Go to the CDC (Facilities for Illness Management and Prevention) homepage at https://www.cdc.gov/. Scroll down, and click on on “CDC Group”. On the CDC group web page, click on on “Nationwide Middle for Well being Statistics” (NCHS). Subsequent, below “Inhabitants Surveys”, click on on “Nationwide Well being and Diet Examination Survey” (NHANES). On the NHANES web page, click on on “Questionnaires, Datasets, and Associated Documentation”, then choose the “HNANES 2017-2018” information. There, you will notice 5 classes of knowledge that you’ve got entry to: Demographics Date, Dietary Data, Examination Date, Laboratory Data, and Questionnaire Data. Every class has a number of datasets (apart from Demographics Data). You’re required to make use of not less than TWO datasets. I do counsel that you simply embrace Demographics Data the place yow will discover many of the widespread demographics variables resembling age, training, revenue, and so forth.
The way to Obtain the Datasets in SAS Transport (XPT) Information?
Proper click on on the XPT hyperlinks to the best of the datasets that you simply select, then choose “save hyperlink as”, and save them in your flash drive or C: drive. You’ll be able to rename them as you want.
The way to Load the SAS XPT Information into Stata?
Trace: You will have the bundle “Hmisc”. I’ve demonstrated at school fairly a number of occasions methods to set up packages. After putting in and calling the bundle, you’ll need the command “sasxport.get” to open the XPT recordsdata.

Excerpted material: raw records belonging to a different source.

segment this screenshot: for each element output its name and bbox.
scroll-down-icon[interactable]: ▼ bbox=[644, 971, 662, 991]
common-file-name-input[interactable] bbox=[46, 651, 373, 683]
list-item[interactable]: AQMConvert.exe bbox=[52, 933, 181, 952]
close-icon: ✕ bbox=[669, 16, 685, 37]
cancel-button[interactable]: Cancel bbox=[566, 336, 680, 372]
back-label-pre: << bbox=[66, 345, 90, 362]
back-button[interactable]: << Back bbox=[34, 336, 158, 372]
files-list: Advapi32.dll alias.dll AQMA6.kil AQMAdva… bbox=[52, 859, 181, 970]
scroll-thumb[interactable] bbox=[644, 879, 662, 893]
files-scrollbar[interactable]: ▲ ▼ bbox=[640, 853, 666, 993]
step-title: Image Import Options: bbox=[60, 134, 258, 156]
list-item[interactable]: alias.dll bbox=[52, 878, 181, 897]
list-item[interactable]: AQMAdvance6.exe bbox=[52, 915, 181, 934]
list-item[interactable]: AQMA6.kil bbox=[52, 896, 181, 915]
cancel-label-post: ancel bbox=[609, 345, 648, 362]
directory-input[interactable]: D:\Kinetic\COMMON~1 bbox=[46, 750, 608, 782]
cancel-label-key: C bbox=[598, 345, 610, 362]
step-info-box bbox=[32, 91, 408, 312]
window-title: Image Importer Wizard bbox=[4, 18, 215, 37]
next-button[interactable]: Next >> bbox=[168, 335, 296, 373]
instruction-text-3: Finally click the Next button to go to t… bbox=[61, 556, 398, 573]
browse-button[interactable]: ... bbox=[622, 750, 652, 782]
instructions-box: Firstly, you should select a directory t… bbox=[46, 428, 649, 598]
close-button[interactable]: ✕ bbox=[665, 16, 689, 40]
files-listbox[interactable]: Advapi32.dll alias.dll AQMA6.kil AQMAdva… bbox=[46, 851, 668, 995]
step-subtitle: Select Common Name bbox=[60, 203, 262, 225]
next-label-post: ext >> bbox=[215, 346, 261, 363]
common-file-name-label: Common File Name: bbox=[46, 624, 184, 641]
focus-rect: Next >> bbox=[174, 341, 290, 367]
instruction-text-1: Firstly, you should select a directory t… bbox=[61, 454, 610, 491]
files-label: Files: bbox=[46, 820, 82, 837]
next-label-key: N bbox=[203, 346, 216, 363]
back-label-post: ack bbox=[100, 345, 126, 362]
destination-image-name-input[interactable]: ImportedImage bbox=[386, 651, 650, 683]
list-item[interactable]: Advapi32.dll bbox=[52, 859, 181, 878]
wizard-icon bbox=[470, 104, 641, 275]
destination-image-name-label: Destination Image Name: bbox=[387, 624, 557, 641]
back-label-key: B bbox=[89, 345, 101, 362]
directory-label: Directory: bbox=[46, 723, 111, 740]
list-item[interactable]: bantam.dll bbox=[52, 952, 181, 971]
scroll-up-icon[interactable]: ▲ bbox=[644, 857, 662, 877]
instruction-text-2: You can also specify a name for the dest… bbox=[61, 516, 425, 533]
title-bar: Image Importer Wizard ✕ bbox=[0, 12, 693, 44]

The way to Merge the Datasets?
Every particular person within the datasets has an ID quantity known as “seqn” (you’ll be able to see it within the Variable Lists), and you’ll merge the datasets by this widespread variable. Trace: use the “merge” command. Discover out by your self how this command works.
Different.
There could also be lacking/empty values (proven as NA) or values that don’t make sense (as an illustration 99) of some variables for some observations/people. Whenever you do the abstract statistics, you’ll need to take care of them appropriately (for instance, it is best to change these unusual values to NA, and inform RStudio to disregard the NA when calculating).